Sunday, December 12, 2021

Blue tarps, and other fall recaps


It's been an exhausting semester, by turns a slog and a whirlwind (literally, at times). On a recent visit to my kids' doctor's office to get their second shot, I looked out the seventh-story window toward downtown and saw a patchwork of blue tarps covering roofs: storm damage leftover from Hurricane Ida. Somehow this image encapsulated the spirit of the times, here. 

But there have been a few highlights. 

Lately I've found myself writing about space exploration, future space travel dreams, and space tourism. I don't always know why I'm driven to write about these topics, although in a way they are not a huge departure from my earlier research and writing on airports and air travel.

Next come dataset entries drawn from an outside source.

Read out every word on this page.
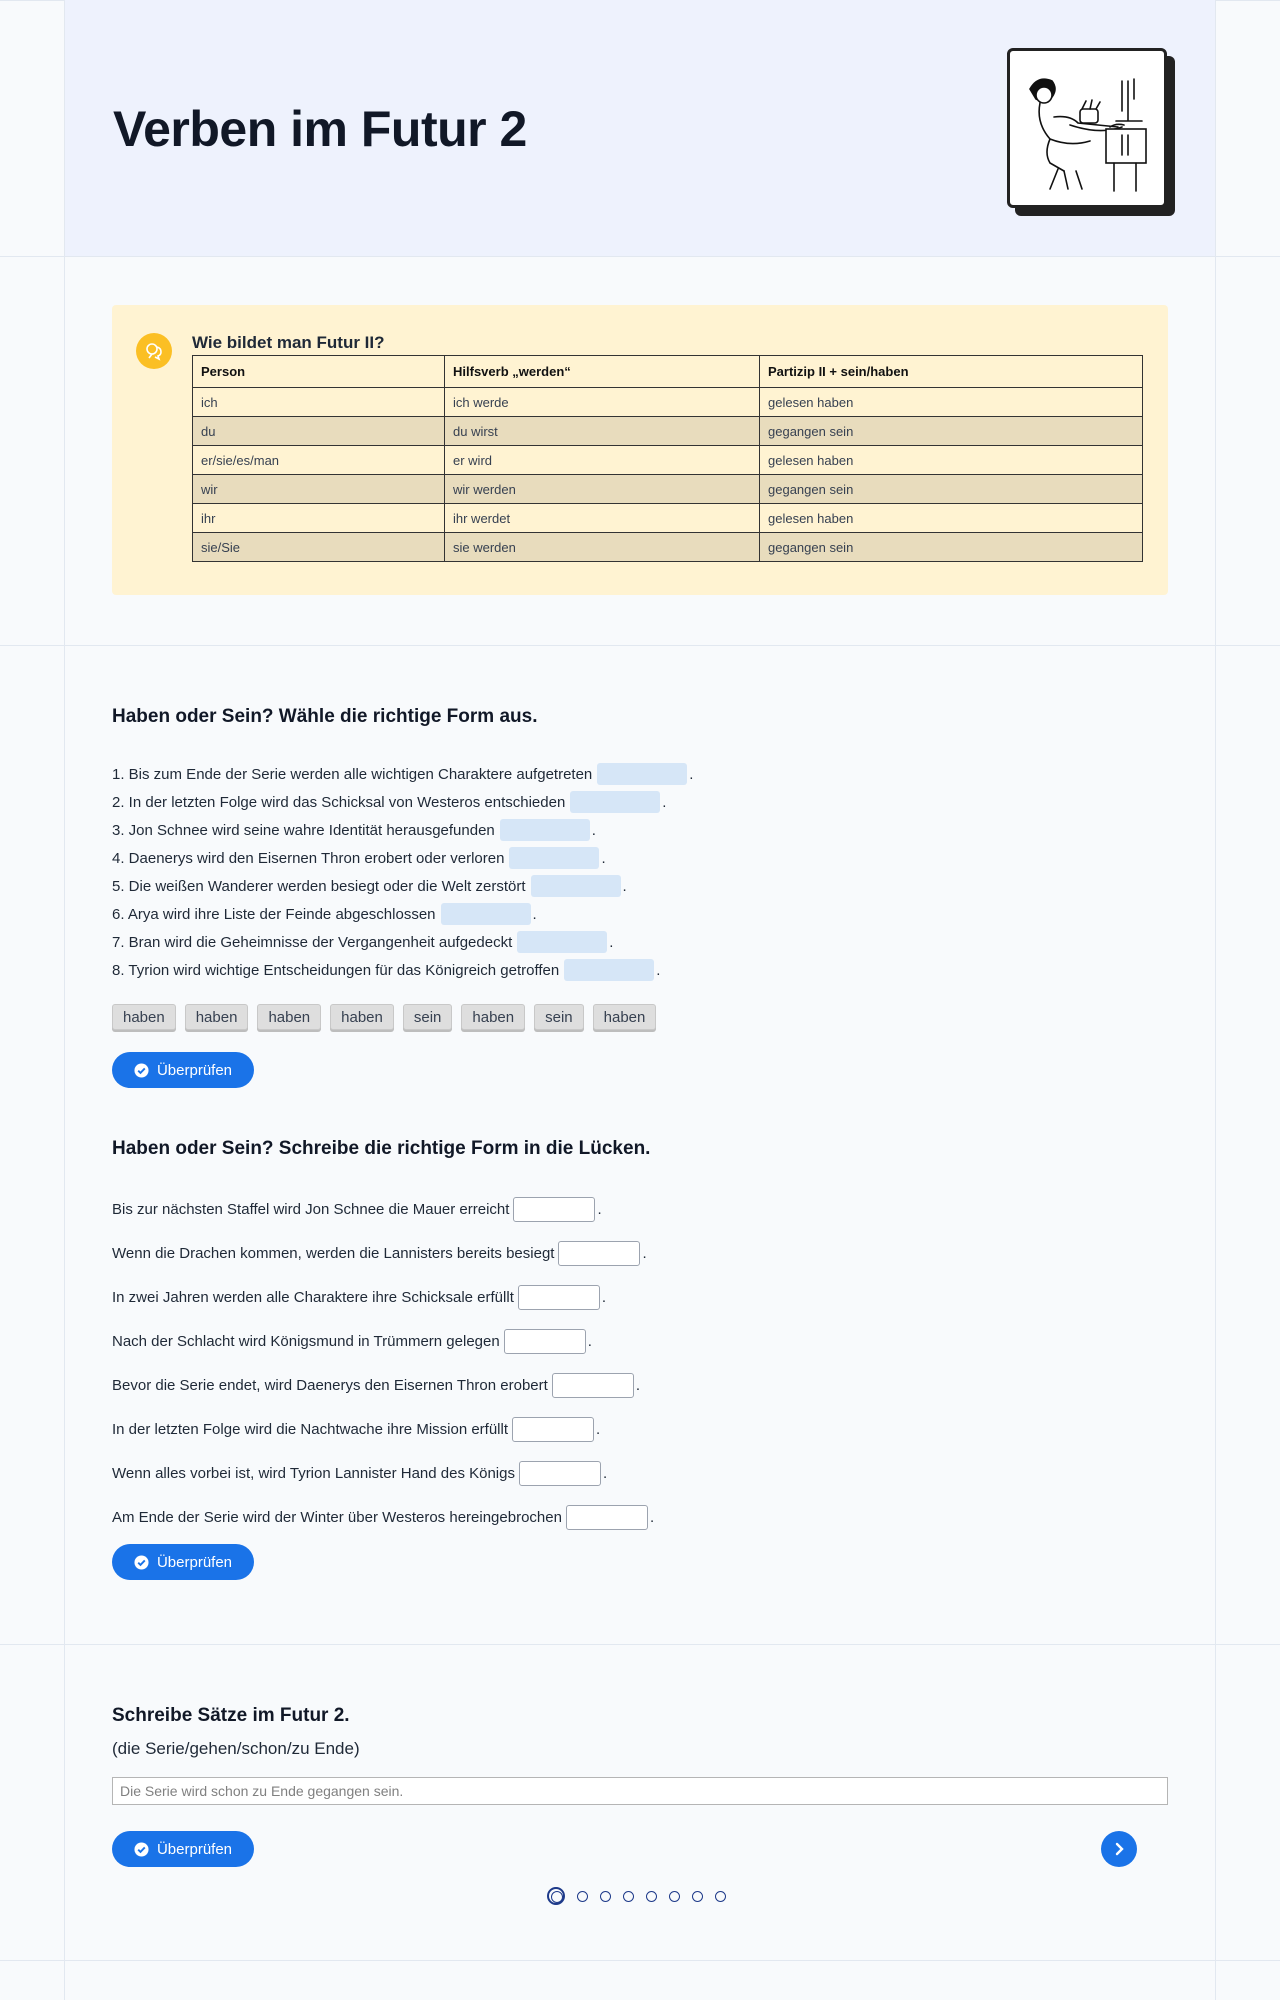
Verben im Futur 2
Wie bildet man Futur II?
Person	Hilfsverb „werden“	Partizip II + sein/haben
ich	ich werde	gelesen haben
du	du wirst	gegangen sein
er/sie/es/man	er wird	gelesen haben
wir	wir werden	gegangen sein
ihr	ihr werdet	gelesen haben
sie/Sie	sie werden	gegangen sein
Haben oder Sein? Wähle die richtige Form aus.
1. Bis zum Ende der Serie werden alle wichtigen Charaktere aufgetreten	.
2. In der letzten Folge wird das Schicksal von Westeros entschieden	.
3. Jon Schnee wird seine wahre Identität herausgefunden	.
4. Daenerys wird den Eisernen Thron erobert oder verloren	.
5. Die weißen Wanderer werden besiegt oder die Welt zerstört	.
6. Arya wird ihre Liste der Feinde abgeschlossen	.
7. Bran wird die Geheimnisse der Vergangenheit aufgedeckt	.
8. Tyrion wird wichtige Entscheidungen für das Königreich getroffen	.
haben	haben	haben	haben	sein	haben	sein	haben
Überprüfen
Haben oder Sein? Schreibe die richtige Form in die Lücken.
Bis zur nächsten Staffel wird Jon Schnee die Mauer erreicht	.
Wenn die Drachen kommen, werden die Lannisters bereits besiegt	.
In zwei Jahren werden alle Charaktere ihre Schicksale erfüllt	.
Nach der Schlacht wird Königsmund in Trümmern gelegen	.
Bevor die Serie endet, wird Daenerys den Eisernen Thron erobert	.
In der letzten Folge wird die Nachtwache ihre Mission erfüllt	.
Wenn alles vorbei ist, wird Tyrion Lannister Hand des Königs	.
Am Ende der Serie wird der Winter über Westeros hereingebrochen	.
Überprüfen
Schreibe Sätze im Futur 2.
(die Serie/gehen/schon/zu Ende)
Die Serie wird schon zu Ende gegangen sein.
Überprüfen
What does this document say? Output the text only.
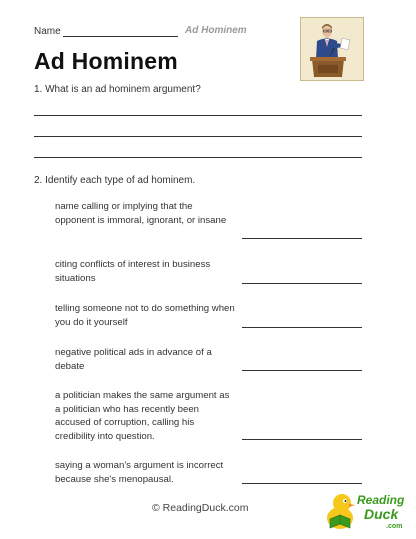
Name	Ad Hominem
Ad Hominem
1. What is an ad hominem argument?
2. Identify each type of ad hominem.
name calling or implying that the opponent is immoral, ignorant, or insane
citing conflicts of interest in business situations
telling someone not to do something when you do it yourself
negative political ads in advance of a debate
a politician makes the same argument as a politician who has recently been accused of corruption, calling his credibility into question.
saying a woman's argument is incorrect because she's menopausal.
© ReadingDuck.com
Reading
Duck
.com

It's about how our temporary species migrates around the planet—and how we might wish to migrate further. 

While teaching my Ecological Thought seminar, I've been thinking about the odd place where nature writing and space travel intersect—a curious coincidence that was made vivid in Douglas Chadwick's book Four Fifths a Grizzly, and which I wrote about at Los Angeles Review of Books

Three of my Ecological Thought students and I presented on Jenny O'Dell's book How to Do Nothing, at a conference at Rice University called In the Path of Disaster(s)

In that same class we read and discussed Julietta Singh's new book The Breaks, which I also reviewed for Los Angeles Review of Books, thinking about how it relates to recent trends in (and the importance of) public scholarship. This is a central aim of Object Lessons, so I am always eager to see what other pithy books are doing across this scattered field. 

In my workshop on writing the short essay, my students and I wrote a piece about how the classroom has felt during the pandemic. It was a cathartic piece to write, and we were gratified to see so many different readers respond positively to it. While writing it we weren't sure if we were just complaining or maybe whining too much, but it turned out that the utterly draining sensation of the moment has been widely shared.